Figure 6Example of a miRNA with false-negative evidence by northern blot (2R:11128979 = miR-137). In this example, four related sequences from four species of insects (Dm, D. melanogaster; Dp, D. pseudoobscura; Ag, A. gambiae; Am, A. mellifera) all adopt a phylogenetically conserved stem-loop structure. One arm has been perfectly preserved among all four species, and we presume that a miRNA is processed from within the conserved sequence (orange). Patterns of nucleotide divergence characteristic of miRNAs are seen, with more related sequences (Dm/Dp and Ag/Am) showing approximately equal amounts of divergence within the loop and along one arm, whereas the Dm/Dp vs Ag/Am comparison shows complete divergence within the loop (blue), with slightly less overall divergence along the putative non-miRNA-encoding arms.

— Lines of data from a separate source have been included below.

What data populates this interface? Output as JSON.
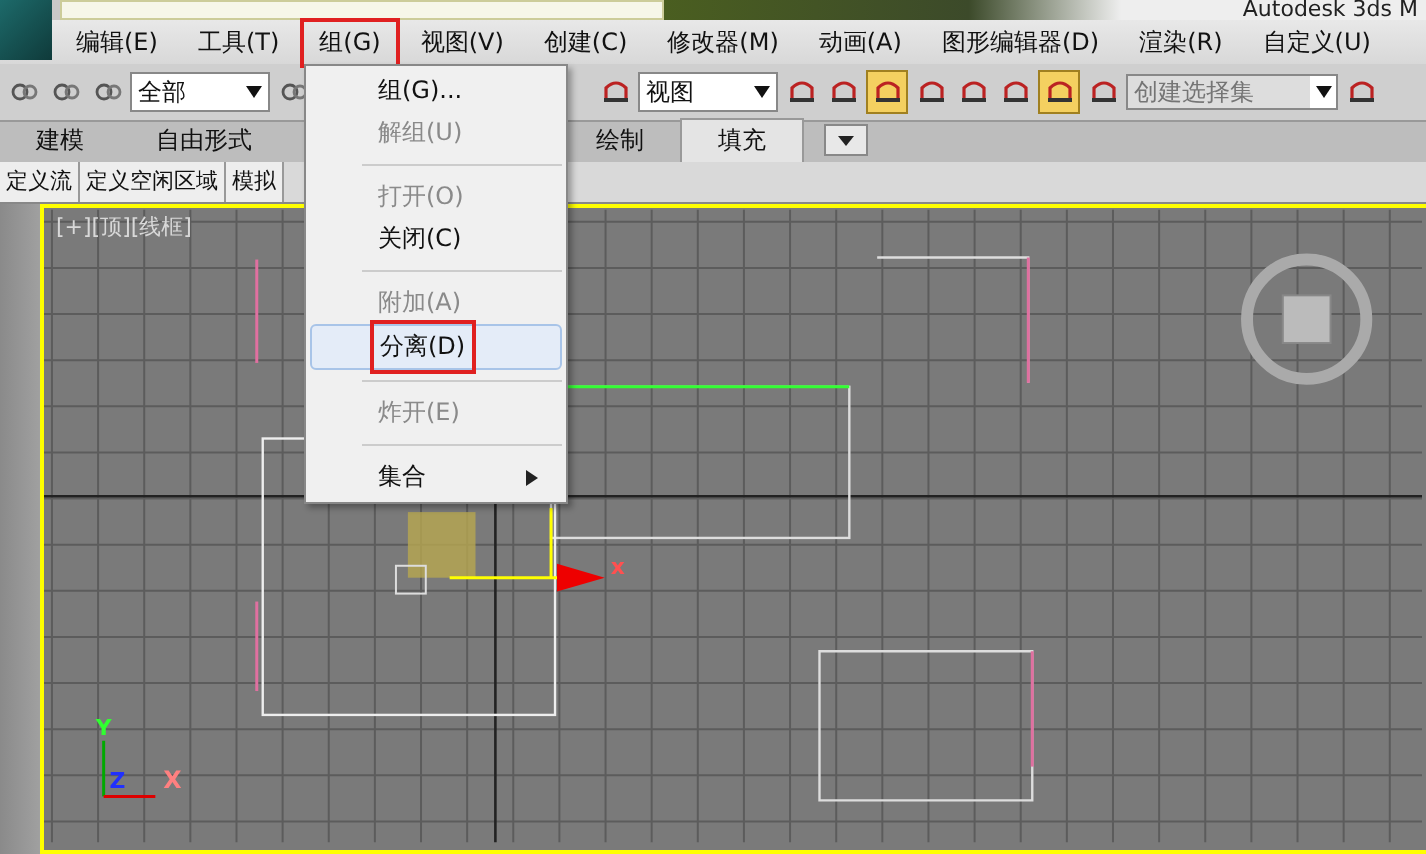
{
  "window": {
    "title": "Autodesk 3ds M"
  },
  "menu_bar": [
    {
      "label": "编辑(E)",
      "selected": false
    },
    {
      "label": "工具(T)",
      "selected": false
    },
    {
      "label": "组(G)",
      "selected": true
    },
    {
      "label": "视图(V)",
      "selected": false
    },
    {
      "label": "创建(C)",
      "selected": false
    },
    {
      "label": "修改器(M)",
      "selected": false
    },
    {
      "label": "动画(A)",
      "selected": false
    },
    {
      "label": "图形编辑器(D)",
      "selected": false
    },
    {
      "label": "渲染(R)",
      "selected": false
    },
    {
      "label": "自定义(U)",
      "selected": false
    }
  ],
  "toolbar": {
    "left": [
      {
        "kind": "icon",
        "selected": false
      },
      {
        "kind": "icon",
        "selected": false
      },
      {
        "kind": "icon",
        "selected": false
      },
      {
        "kind": "dropdown",
        "value": "全部"
      },
      {
        "kind": "icon",
        "selected": false
      }
    ],
    "right": [
      {
        "kind": "icon",
        "selected": false
      },
      {
        "kind": "dropdown",
        "value": "视图"
      },
      {
        "kind": "icon",
        "selected": false
      },
      {
        "kind": "icon",
        "selected": false
      },
      {
        "kind": "icon",
        "selected": true
      },
      {
        "kind": "icon",
        "selected": false
      },
      {
        "kind": "icon",
        "selected": false
      },
      {
        "kind": "icon",
        "selected": false
      },
      {
        "kind": "icon",
        "selected": true
      },
      {
        "kind": "icon",
        "selected": false
      },
      {
        "kind": "field",
        "placeholder": "创建选择集"
      },
      {
        "kind": "icon",
        "selected": false
      }
    ]
  },
  "ribbon": {
    "left_tabs": [
      {
        "label": "建模",
        "selected": false
      },
      {
        "label": "自由形式",
        "selected": false
      }
    ],
    "right_tabs": [
      {
        "label": "绘制",
        "selected": false
      },
      {
        "label": "填充",
        "selected": true
      }
    ],
    "sub_tabs": [
      {
        "label": "定义流"
      },
      {
        "label": "定义空闲区域"
      },
      {
        "label": "模拟"
      }
    ]
  },
  "viewport": {
    "label": "[+][顶][线框]",
    "active": true,
    "gizmo_label": "x",
    "axis_labels": {
      "x": "X",
      "y": "Y",
      "z": "Z"
    }
  },
  "group_menu": {
    "sections": [
      [
        {
          "label": "组(G)...",
          "disabled": false,
          "selected": false,
          "submenu": false
        },
        {
          "label": "解组(U)",
          "disabled": true,
          "selected": false,
          "submenu": false
        }
      ],
      [
        {
          "label": "打开(O)",
          "disabled": true,
          "selected": false,
          "submenu": false
        },
        {
          "label": "关闭(C)",
          "disabled": false,
          "selected": false,
          "submenu": false
        }
      ],
      [
        {
          "label": "附加(A)",
          "disabled": true,
          "selected": false,
          "submenu": false
        },
        {
          "label": "分离(D)",
          "disabled": false,
          "selected": true,
          "submenu": false
        }
      ],
      [
        {
          "label": "炸开(E)",
          "disabled": true,
          "selected": false,
          "submenu": false
        }
      ],
      [
        {
          "label": "集合",
          "disabled": false,
          "selected": false,
          "submenu": true
        }
      ]
    ]
  }
}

We deduce that a mature miRNA may initiate at one of the U residues that are highlighted by asterisks, as the first residue of the conserved region is found in the loop of the drosophilid hairpins and the second G residue is unfavored as the 5' residue of a miRNA. Northern analysis was negative using a probe complementary to the conserved region as well as with a probe identical to the conserved region (in the event that a miRNA is transcribed from the other strand). This sequence was only subsequently discovered to be orthologous to vertebrate miR-137 (which initiates at the second highlighted U). We consider other unverified predicted genes conserved in other insect species with similar characteristics to be potential candidates (see also Table 1).

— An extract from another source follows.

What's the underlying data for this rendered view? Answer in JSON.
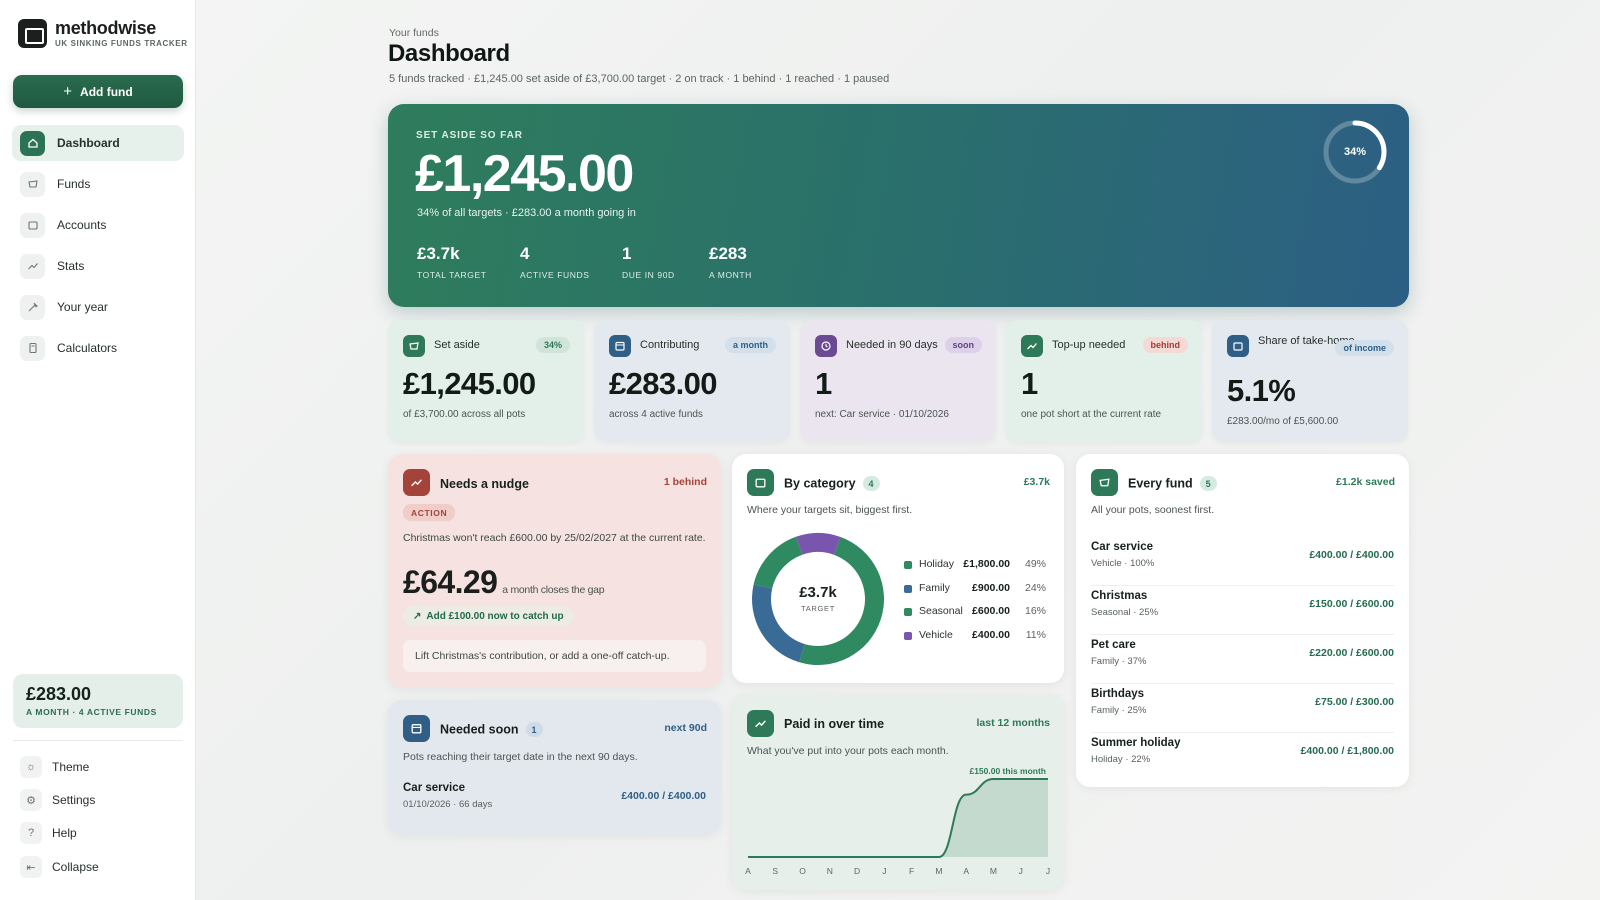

Figure 7Examples of Drosophila miRNA gene clusters. In this figure, pre-miRNAs are represented by rectangles and the arm that gives rise to the mature miRNA is colored. (a) The largest miRNA cluster was previously identified by Tuschl and colleagues [10]; we identified and experimentally verified a new member of this cluster, mir-286. A second conserved hairpin was found (light gray box), but its expression was not seen. Of the seven genes in this cluster, only mir-286 is conserved in Anopheles (ano). Note also that this cluster contains both related miRNA genes (mir-6-1, -2, -3 and the K-box antisense gene mir-5, yellow), as well as unrelated miRNA genes (black). (b) A second example of rapid miRNA gene evolution. The Anopheles genome contains four members of the mir-2/mir-13 family, which are all located in a single cluster. In contrast, drosophilid genomes contain eight members of this family, located at four distinct genomic locations on three different chromosomes. (c) A cluster of putative developmental regulators. let-7 and mir-125 are orthologous to the genetically characterized genes let-7 and lin-4 in C. elegans. A similar gene cluster exists in Anopheles, although mir-100 is separated from the other two by several kilobases (not shown). (d) Other examples of miRNA clusters. Note that, as is the case for the other clusters shown, miRNA clusters can contain related genes (yellow), but appear to be as likely to contain unrelated genes (black).